Needle exchange is important, but even under the best of circumstances, limited. Even if we multiplied by ten the quantity of needle exchanges in existence, they could only provide syringes for a small minority of injection drug users. This would not be nearly enough to stem the growing rates of AIDS among injection drug users and their partners. To make matters worse, recent studies have found that police harassment impedes the functioning of existing exchanges.
It is critical, then, that the Federal government send a strong message that not only should needle exchange be legalized, but that the paraphernalia laws should be lifted. In the meantime, here in the District, we have among the most restrictive paraphernalia legislation in the nation. Combined with the highest arrest rates, the highest percentage of arrests for drug use, and the recent closing of treatment centers, the District, which recently dropped to second place among the worst AIDS rates in the nation, will be back on top.
We still have the opportunity to reverse this trend and to follow Connecticut in more advanced HIV/AIDS prevention efforts. Let us repeal the paraphernalia laws, fund needle exchange, drug treatment and rehabilitation on demand and stop filling our prisons with drug users, and our hospitals with those dying of AIDS.

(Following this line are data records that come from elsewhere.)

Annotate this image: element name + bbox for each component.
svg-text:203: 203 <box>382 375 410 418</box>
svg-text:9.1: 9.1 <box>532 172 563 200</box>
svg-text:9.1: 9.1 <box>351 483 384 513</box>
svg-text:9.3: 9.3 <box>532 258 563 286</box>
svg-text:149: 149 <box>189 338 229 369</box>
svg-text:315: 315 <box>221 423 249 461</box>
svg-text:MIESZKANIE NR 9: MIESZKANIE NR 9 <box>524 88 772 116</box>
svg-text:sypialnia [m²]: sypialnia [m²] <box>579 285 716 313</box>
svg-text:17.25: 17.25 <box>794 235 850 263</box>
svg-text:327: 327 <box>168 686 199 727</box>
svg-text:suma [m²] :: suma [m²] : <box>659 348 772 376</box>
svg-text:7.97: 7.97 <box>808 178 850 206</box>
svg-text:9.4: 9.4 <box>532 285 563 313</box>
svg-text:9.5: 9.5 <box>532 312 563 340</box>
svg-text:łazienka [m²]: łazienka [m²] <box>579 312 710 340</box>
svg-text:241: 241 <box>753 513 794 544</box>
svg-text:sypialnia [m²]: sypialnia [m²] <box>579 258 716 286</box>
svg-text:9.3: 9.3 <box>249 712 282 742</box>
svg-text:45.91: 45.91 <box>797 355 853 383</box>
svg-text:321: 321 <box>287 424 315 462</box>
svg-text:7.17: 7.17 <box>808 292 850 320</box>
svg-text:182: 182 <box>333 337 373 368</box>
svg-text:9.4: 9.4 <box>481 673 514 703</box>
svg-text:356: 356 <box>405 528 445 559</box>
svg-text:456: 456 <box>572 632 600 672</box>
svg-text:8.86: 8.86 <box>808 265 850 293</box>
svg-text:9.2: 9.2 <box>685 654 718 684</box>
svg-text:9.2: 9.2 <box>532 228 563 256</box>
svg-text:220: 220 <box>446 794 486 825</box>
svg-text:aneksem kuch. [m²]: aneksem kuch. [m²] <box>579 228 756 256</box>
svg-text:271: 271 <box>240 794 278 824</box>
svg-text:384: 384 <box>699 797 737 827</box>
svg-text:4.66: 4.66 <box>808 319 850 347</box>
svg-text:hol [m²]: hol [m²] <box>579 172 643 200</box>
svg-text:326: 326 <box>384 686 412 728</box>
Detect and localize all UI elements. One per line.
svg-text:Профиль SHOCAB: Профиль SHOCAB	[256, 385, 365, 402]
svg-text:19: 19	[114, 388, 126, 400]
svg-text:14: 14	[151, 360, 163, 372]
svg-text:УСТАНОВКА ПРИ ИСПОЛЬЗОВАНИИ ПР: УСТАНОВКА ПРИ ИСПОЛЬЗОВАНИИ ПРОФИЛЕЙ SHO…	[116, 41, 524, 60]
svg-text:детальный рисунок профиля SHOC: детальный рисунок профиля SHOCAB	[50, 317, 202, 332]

Cathy Schneider is an Assistant Professor of International Service at American University. This article is drawn from “Racism, Drug Policy and AIDS,” forthcoming Political Science Quarterly, Fall 1998, and is based on research supported by the Aaron Diamond Foundation.
References
National Commission on AIDS. “The Challenge of HIV/AIDS in Communities of Color,” (Washington D.C., December 1992: 4).
Dawn Day, “Health Emergency 1997,” (Princeton: Dogwood Center, 1997), 22.
Ricky Bluthenthal, Alex Kral, Jennifer Lorvick and John K. Watters, “Impact of Law Enforcement on Syringe Exchange Programs,” Medical Anthropology 18 (1997).
Editorial, “The Changing Face of AIDS,” New York Newsday 9 April 1995.